LITURGY MATTERS: An invitation to participate fully, consciously and actively in the very life of God

Here we are in the middle of the first week of Lent at the start of our six week journey of renewal and conversion. What difference did your reflection on last week’s Liturgy Matters make to your participation in liturgy over the weekend?  

This week Nick plunges us into the third and deepest level of our liturgical participation which is all about living our baptismal life and mission.  Take some space and ponder what this reflection reveals to you about our liturgy, your participation and your life.

Pastoral liturgists are “keepers of the fire”: The third level of liturgical participation

 by Nick Wagner 

We said earlier that there are three levels of liturgical participation: what happens, what gets accomplished, and why we do what we do.

These three levels overlap, and everyone present is participating at all three levels all the time. But there can be greater and lesser degrees of participation. So, somewhat obviously, the higher the level of participation, the more effective the liturgy.

Why we celebrate the liturgy

I want to start with the third level first—the “why.” Why we celebrate the Eucharist, for example, is so that “we who are nourished by the Body and Blood of your Son and filled with his Holy Spirit may become one body, one Spirit in Christ” (Eucharistic Prayer III).

This oneness with the Divine can be said to be the “why” of any liturgy. It is not a unity that is limited to the time and place of the liturgy itself. It is a unity with a mission. At the end of the liturgy, we are dismissed (sent on mission) to unite the whole world with God. Liturgical theologian Mark Searle wrote:

Ultimately then, full, conscious, and active participation in the liturgy means nothing less than full conscious, active participation in the life of grace, lived and manifested individually and collectively as union with God and communion with all humanity.(Called to Participate: Theological, Ritual, and Social Perspectives, 38)

What cannot be conveyed here, and what is barely conveyed in the liturgy, is how utterly impossible this unity with God is. We cannot begin to imagine who God is, much less imagine what unity with God would be. It is deep mystery that is beyond our small human limitations.

Out of great love for us, however, God chooses to reveal. Throughout human history and culminating in the sending of the Son, God has pulled back the veil of mystery that separates us. Through the grace of God’s Holy Spirit, we can make out a bit of the face of God—but indistinctly, as though looking through a dark glass or a dim mirror (see 1 Cor 13:12).

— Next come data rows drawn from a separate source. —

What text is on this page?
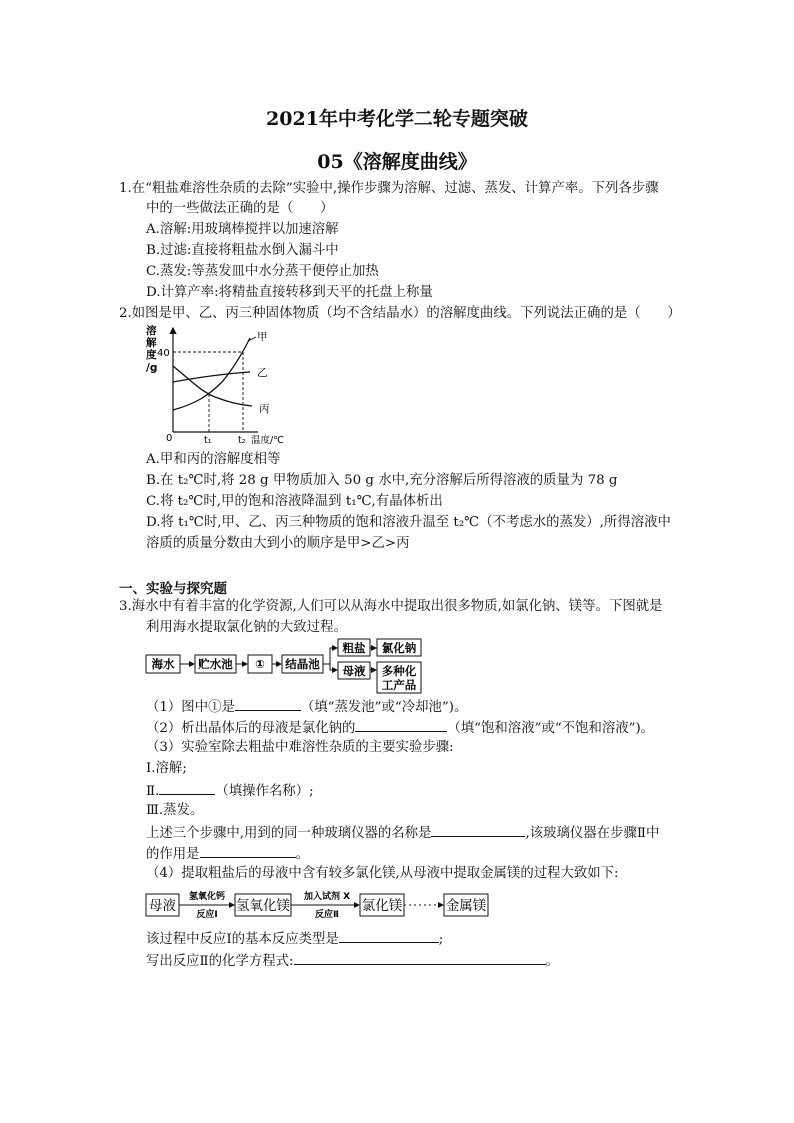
2021年中考化学二轮专题突破
05《溶解度曲线》
1.在“粗盐难溶性杂质的去除”实验中,操作步骤为溶解、过滤、蒸发、计算产率。下列各步骤
中的一些做法正确的是（　　）
A.溶解:用玻璃棒搅拌以加速溶解
B.过滤:直接将粗盐水倒入漏斗中
C.蒸发:等蒸发皿中水分蒸干便停止加热
D.计算产率:将精盐直接转移到天平的托盘上称量
2.如图是甲、乙、丙三种固体物质（均不含结晶水）的溶解度曲线。下列说法正确的是（　　）
溶
解
度
/g
40
甲
乙
丙
0	t₁	t₂ 温度/℃
A.甲和丙的溶解度相等
B.在 t₂℃时,将 28 g 甲物质加入 50 g 水中,充分溶解后所得溶液的质量为 78 g
C.将 t₂℃时,甲的饱和溶液降温到 t₁℃,有晶体析出
D.将 t₁℃时,甲、乙、丙三种物质的饱和溶液升温至 t₂℃（不考虑水的蒸发）,所得溶液中
溶质的质量分数由大到小的顺序是甲>乙>丙
一、实验与探究题
3.海水中有着丰富的化学资源,人们可以从海水中提取出很多物质,如氯化钠、镁等。下图就是
利用海水提取氯化钠的大致过程。
海水 贮水池 ① 结晶池
粗盐 氯化钠
母液 多种化
工产品
（1）图中①是	（填“蒸发池”或“冷却池”)。
（2）析出晶体后的母液是氯化钠的	（填“饱和溶液”或“不饱和溶液”)。
（3）实验室除去粗盐中难溶性杂质的主要实验步骤:
Ⅰ.溶解;
Ⅱ.	（填操作名称）;
Ⅲ.蒸发。
上述三个步骤中,用到的同一种玻璃仪器的名称是	,该玻璃仪器在步骤Ⅱ中
的作用是	。
（4）提取粗盐后的母液中含有较多氯化镁,从母液中提取金属镁的过程大致如下:
母液
氢氧化钙
反应Ⅰ
氢氧化镁
加入试剂 X
反应Ⅱ
氯化镁	金属镁
该过程中反应Ⅰ的基本反应类型是	;
写出反应Ⅱ的化学方程式:	。
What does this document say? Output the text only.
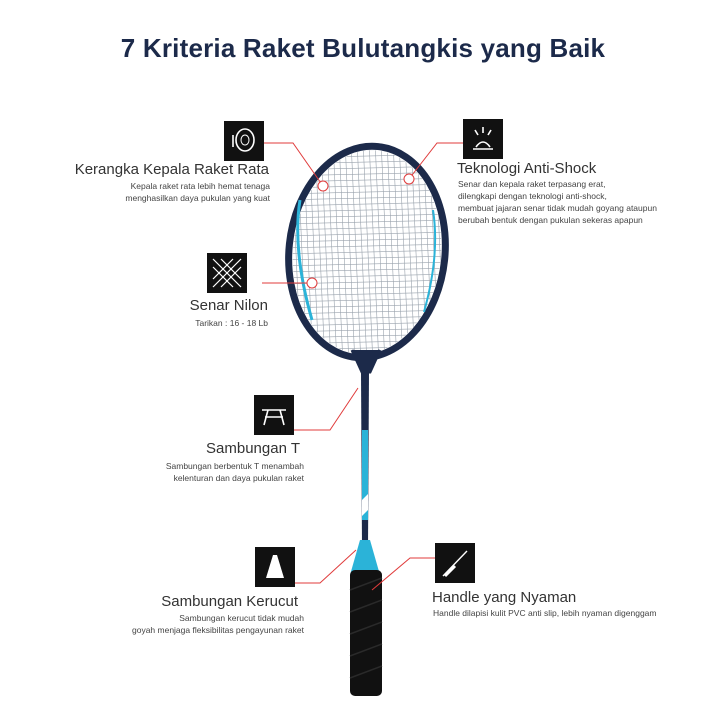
7 Kriteria Raket Bulutangkis yang Baik
Kerangka Kepala Raket Rata
Kepala raket rata lebih hemat tenaga
menghasilkan daya pukulan yang kuat
Teknologi Anti-Shock
Senar dan kepala raket terpasang erat,
dilengkapi dengan teknologi anti-shock,
membuat jajaran senar tidak mudah goyang ataupun
berubah bentuk dengan pukulan sekeras apapun
Senar Nilon
Tarikan : 16 - 18 Lb
Sambungan T
Sambungan berbentuk T menambah
kelenturan dan daya pukulan raket
Sambungan Kerucut
Sambungan kerucut tidak mudah
goyah menjaga fleksibilitas pengayunan raket
Handle yang Nyaman
Handle dilapisi kulit PVC anti slip, lebih nyaman digenggam
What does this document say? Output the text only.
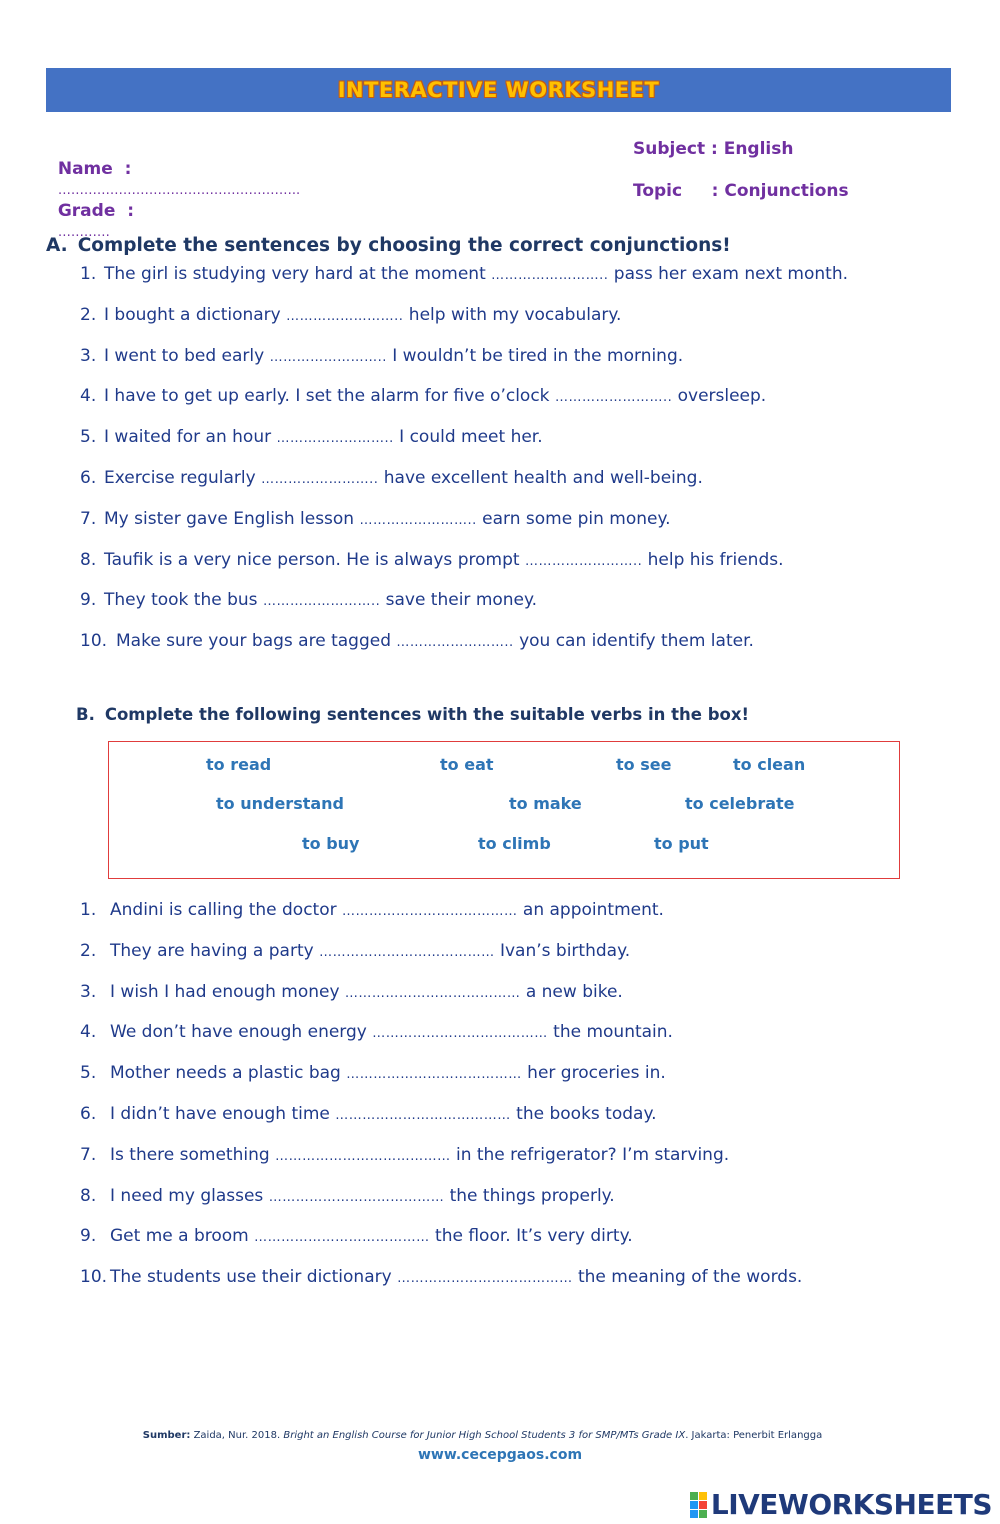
INTERACTIVE WORKSHEET

Name  :
………………………………………………..

Grade  :
…………

Subject : English
Topic     : Conjunctions
A. Complete the sentences by choosing the correct conjunctions!
1. The girl is studying very hard at the moment …………………….. pass her exam next month.
2. I bought a dictionary …………………….. help with my vocabulary.
3. I went to bed early …………………….. I wouldn’t be tired in the morning.
4. I have to get up early. I set the alarm for five o’clock …………………….. oversleep.
5. I waited for an hour …………………….. I could meet her.
6. Exercise regularly …………………….. have excellent health and well-being.
7. My sister gave English lesson …………………….. earn some pin money.
8. Taufik is a very nice person. He is always prompt …………………….. help his friends.
9. They took the bus …………………….. save their money.
10. Make sure your bags are tagged …………………….. you can identify them later.
B. Complete the following sentences with the suitable verbs in the box!
to read	to eat	to see	to clean
to understand	to make	to celebrate
to buy	to climb	to put
1. Andini is calling the doctor ………………………………… an appointment.
2. They are having a party ………………………………… Ivan’s birthday.
3. I wish I had enough money ………………………………… a new bike.
4. We don’t have enough energy ………………………………… the mountain.
5. Mother needs a plastic bag ………………………………… her groceries in.
6. I didn’t have enough time ………………………………… the books today.
7. Is there something ………………………………… in the refrigerator? I’m starving.
8. I need my glasses ………………………………… the things properly.
9. Get me a broom ………………………………… the floor. It’s very dirty.
10. The students use their dictionary ………………………………… the meaning of the words.
Sumber: Zaida, Nur. 2018. Bright an English Course for Junior High School Students 3 for SMP/MTs Grade IX. Jakarta: Penerbit Erlangga
www.cecepgaos.com
LIVEWORKSHEETS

Participating in the liturgy is risky

The act of liturgy is the risky action of approaching that mostly-veiled face and daring to peer more deeply into the beyond. It is a task that should inspire holy fear in our hearts (see Heb 10:31). To approach the Divine is not fearful because God is not loving. It is fearful because to know the holiness of God is to come face-to-face with our own unholiness. It is to come face-to-face with our impending death.

But our faith reminds us that in death there is life. “If we have died with Christ, we believe that we will also live with him” (Rom 6:8, NRSV).

That passage, of course is proclaimed to the catechumens just before they are buried in the font of life at their baptism. They come out of the font as new beings, having left their old selves in the water and putting on their new selves in Christ. Our new, post-baptismal identity comes with a job description. We are now charged with participating in the Priesthood of Christ, revealing God’s face to the world.

As I said, this is utterly impossible—except for the power of the Holy Spirit, in whom all things are possible.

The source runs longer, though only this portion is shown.